Explicitly opening CMakeLists.txt with UTF-8 encoding

Question

Explicitly opening CMakeLists.txt with UTF-8 encoding

vietjtnguyen opened this issue 3 years ago · 2 comments

This is a minor thing, but we had copy-pasted a comment into our deployment's CMakeList.txt which included non-ASCII quotes:

# FPP needs location files to detect where symbols come from.  This locations file needs to be built.  In order to do so, we run an internal CMake build specifically to generate these files.  It runs the same CMake files as the normal build.  FPRIME_FPP_LOCS_BUILD is set to true when it is running that build and false otherwise.
# You need to run that check in v3.RC2 because that special build does not define a “${PROJECT_NAME}” target, and thus the target_compile_options will all fail with “missing target”.  I have a fix submitted for v3 that will make that check unnecessary in the final release candidate.
# TODO (vnguyen): When we baseline against the officially release fprime v3 this should be removed.

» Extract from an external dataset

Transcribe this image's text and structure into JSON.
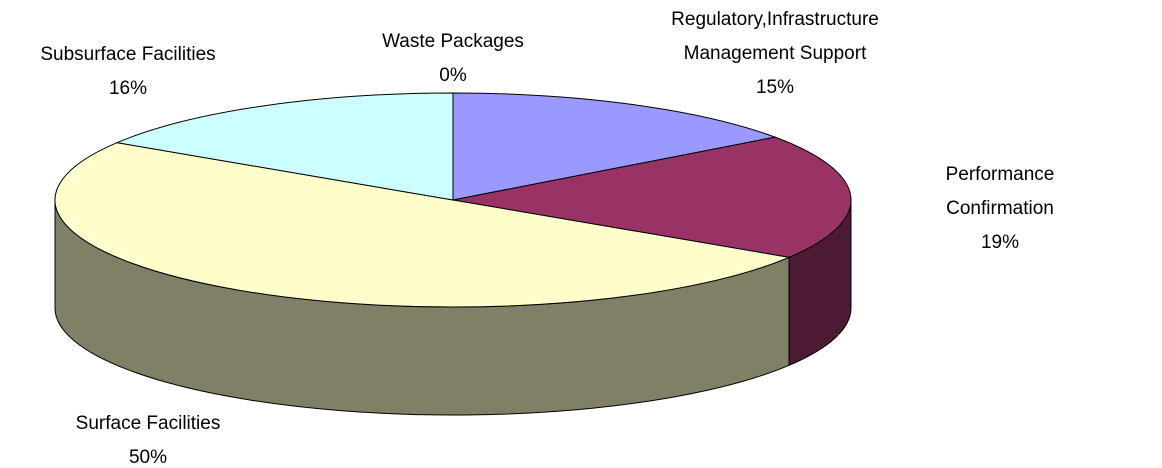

The open() Python built-in (https://docs.python.org/3/library/functions.html#open) by default opens with rt which is read text mode which uses some default encoding. Apparently this encoding in our cross compilation environment is ASCII which caused fprime-util to barf on fprime-util generate:

$ fprime-util generate -DCMAKE_TOOLCHAIN_FILE=/opt/cross_toolchain/aarch64-gnu-4.9.toolchain.cmake
Traceback (most recent call last):
  File "/usr/bin/fprime-util", line 33, in <module>
    sys.exit(load_entry_point('fprime-tools==2.0.2', 'console_scripts', 'fprime-util')())
  File "/usr/lib/python3.6/site-packages/fprime_tools-2.0.2-py3.6.egg/fprime/util/__main__.py", line 14, in main
  File "/usr/lib/python3.6/site-packages/fprime_tools-2.0.2-py3.6.egg/fprime/util/build_helper.py", line 330, in utility_entry
  File "/usr/lib/python3.6/site-packages/fprime_tools-2.0.2-py3.6.egg/fprime/fbuild/builder.py", line 519, in find_nearest_deployment
  File "/usr/lib/python3.6/encodings/ascii.py", line 26, in decode
    return codecs.ascii_decode(input, self.errors)[0]
UnicodeDecodeError: 'ascii' codec can't decode byte 0xe2 in position 2000: ordinal not in range(128)

The following git patch explicitly opens with utf8 encoding. Not sure what the ramifications of this would be on other projects and users, but here it is for your consideration.

diff --git a/src/fprime/fbuild/builder.py b/src/fprime/fbuild/builder.py
index 5e7a2f8..76b66df 100644
--- a/src/fprime/fbuild/builder.py
+++ b/src/fprime/fbuild/builder.py
@@ -524,7 +524,7 @@ class Build:
         if not full_path.parents:
             raise UnableToDetectDeploymentException()
         if list_file.exists():
-            with open(list_file) as file_handle:
+            with open(list_file, encoding='utf8') as file_handle:
                 text = file_handle.read()
             if Build.VALID_CMAKE_LIST.search(text):
                 return full_path
diff --git a/src/fprime/fbuild/cmake.py b/src/fprime/fbuild/cmake.py
index 3e215ef..b7e85c8 100644
--- a/src/fprime/fbuild/cmake.py
+++ b/src/fprime/fbuild/cmake.py
@@ -393,7 +393,7 @@ class CMakeHandler:
         if not os.path.isfile(cmake_file):
             raise CMakeProjectException(source_dir, "No CMakeLists.txt is defined")
         # Test the cmake_file for project(
-        with open(cmake_file) as file_handle:
+        with open(cmake_file, encoding='utf8') as file_handle:
             project_lines = list(
                 filter(lambda line: "project(" in line, file_handle.readlines())
             )

EDIT: I should note the patch is based on 3819631ece03008d75bfa9ad978b9298f651c85c

Answer 1 · 2021-12-08T21:17:07.000Z

This should be a pretty effective change. Plain ASCII should work in UTF-8 but UTF-8 would also work in UTF-8.

Answer 2 · 2022-01-13T00:37:06.000Z

After digging, it seems that python will use the default platform encoding as set by the user's local. CMake supports "UTF-8" syntax and thus opening CMake files seems reasonable to force UTF-8.